As we become more intimate we go through various layers of fear. The forms that are supporting us to be intimate with the forms are offered to realize intimacy. We usually start with being too relaxed or too tight with them and we are too relaxed or too tight because we are afraid of what would happen if we weren’t too tight or too loose. So being too tight or too loose with the forms are ways of trying to control them. When you’re not trying to control them you’re not too tight or too loose. You just do them. But almost nobody hits the mark every time. Most people are a little too tight or too loose. Most people are trying to control their life through what they’re doing. As we get deeper and deeper there are more and more subtle levels of trying to control. At the grosser levels of trying to control you get more and more subtle levels of trying to control. It’s virtually endless…this thoroughness of the subtleness of the controlling.

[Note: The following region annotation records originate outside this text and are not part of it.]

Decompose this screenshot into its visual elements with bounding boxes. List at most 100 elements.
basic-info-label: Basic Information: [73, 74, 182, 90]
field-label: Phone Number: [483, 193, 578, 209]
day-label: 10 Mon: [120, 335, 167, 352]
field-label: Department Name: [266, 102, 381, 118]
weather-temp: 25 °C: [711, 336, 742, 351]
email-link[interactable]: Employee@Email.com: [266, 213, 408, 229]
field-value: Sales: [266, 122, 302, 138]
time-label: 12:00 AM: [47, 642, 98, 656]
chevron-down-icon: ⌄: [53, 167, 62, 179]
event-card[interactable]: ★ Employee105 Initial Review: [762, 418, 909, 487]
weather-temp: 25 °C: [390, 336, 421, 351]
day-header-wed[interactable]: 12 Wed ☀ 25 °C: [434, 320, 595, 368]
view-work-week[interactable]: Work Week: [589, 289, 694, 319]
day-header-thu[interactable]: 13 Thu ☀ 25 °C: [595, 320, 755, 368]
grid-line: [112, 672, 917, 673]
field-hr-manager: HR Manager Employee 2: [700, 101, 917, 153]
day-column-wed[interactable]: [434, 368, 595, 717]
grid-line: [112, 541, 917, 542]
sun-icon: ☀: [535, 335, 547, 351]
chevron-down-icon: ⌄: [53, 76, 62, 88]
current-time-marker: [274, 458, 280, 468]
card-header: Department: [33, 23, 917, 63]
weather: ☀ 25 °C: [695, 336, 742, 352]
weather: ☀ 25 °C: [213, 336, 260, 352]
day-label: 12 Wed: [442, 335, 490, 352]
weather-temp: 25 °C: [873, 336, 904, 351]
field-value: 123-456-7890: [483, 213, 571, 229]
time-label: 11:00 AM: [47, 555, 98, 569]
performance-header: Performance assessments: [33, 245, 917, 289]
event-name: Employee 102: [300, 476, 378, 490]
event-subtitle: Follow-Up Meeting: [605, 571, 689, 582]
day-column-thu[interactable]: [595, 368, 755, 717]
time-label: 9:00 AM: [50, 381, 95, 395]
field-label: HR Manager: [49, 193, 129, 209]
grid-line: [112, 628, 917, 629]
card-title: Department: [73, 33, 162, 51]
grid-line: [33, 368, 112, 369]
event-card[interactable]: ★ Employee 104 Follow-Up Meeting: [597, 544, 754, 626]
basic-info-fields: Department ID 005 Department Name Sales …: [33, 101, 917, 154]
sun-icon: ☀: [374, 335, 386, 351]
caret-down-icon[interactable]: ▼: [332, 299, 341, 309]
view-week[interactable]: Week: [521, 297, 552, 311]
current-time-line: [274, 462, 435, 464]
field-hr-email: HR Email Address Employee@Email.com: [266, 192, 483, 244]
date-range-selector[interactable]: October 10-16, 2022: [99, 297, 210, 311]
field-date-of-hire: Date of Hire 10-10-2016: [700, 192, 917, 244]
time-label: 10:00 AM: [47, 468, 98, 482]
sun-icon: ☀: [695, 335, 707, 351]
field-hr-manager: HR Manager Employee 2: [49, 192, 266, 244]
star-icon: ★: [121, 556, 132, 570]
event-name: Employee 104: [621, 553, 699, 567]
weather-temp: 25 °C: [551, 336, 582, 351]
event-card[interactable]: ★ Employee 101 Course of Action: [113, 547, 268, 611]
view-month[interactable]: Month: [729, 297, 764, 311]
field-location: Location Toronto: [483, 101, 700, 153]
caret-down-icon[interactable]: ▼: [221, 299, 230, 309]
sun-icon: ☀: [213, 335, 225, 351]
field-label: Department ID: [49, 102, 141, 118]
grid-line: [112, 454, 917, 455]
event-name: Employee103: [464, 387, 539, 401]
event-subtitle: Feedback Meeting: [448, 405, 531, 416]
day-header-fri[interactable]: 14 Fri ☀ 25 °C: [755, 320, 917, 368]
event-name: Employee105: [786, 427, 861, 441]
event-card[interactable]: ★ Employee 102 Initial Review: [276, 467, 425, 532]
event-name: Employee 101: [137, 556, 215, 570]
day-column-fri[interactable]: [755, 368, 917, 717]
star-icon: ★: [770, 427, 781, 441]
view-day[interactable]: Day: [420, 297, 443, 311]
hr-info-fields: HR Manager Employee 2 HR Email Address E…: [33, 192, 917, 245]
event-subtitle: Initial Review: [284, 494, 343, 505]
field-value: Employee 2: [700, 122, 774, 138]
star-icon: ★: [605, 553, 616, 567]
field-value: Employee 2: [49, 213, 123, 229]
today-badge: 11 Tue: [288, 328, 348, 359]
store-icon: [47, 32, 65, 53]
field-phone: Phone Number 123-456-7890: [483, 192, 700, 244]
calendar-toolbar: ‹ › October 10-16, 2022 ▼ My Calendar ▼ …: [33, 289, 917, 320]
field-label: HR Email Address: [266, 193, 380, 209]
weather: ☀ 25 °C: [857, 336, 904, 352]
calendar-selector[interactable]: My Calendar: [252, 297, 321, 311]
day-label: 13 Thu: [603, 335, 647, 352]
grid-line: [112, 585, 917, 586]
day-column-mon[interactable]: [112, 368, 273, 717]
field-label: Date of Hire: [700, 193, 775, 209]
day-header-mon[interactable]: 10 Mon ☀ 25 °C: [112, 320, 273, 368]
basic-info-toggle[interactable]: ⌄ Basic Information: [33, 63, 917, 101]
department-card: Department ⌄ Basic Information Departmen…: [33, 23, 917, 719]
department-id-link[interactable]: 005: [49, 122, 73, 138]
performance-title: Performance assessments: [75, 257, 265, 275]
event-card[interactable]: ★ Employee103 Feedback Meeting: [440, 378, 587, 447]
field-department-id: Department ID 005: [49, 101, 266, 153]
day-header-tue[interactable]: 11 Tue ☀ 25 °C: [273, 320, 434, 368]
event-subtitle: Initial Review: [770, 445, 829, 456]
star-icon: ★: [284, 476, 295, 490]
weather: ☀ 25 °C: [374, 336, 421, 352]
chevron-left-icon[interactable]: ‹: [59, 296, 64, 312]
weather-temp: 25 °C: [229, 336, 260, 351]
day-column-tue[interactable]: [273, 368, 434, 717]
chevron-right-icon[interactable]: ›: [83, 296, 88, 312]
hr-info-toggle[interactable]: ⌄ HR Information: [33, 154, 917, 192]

When I’m doing calligraphy it takes a while to warm up until I’m in a place where it’s going pretty well. Sometimes it goes too long and I start to make mistakes. Part of what helps me do it is if I feel like I’m crying when I’m doing it. I’m surrendering into it rather than getting it done, surrendering to a process rather than getting a process under control. If I’m sort of crying into the process it’s pretty easy to pick up on the signal that its time to stop. But if I’m bulldozing the process then I keep going beyond when I should stop and that’s when I start making mistakes.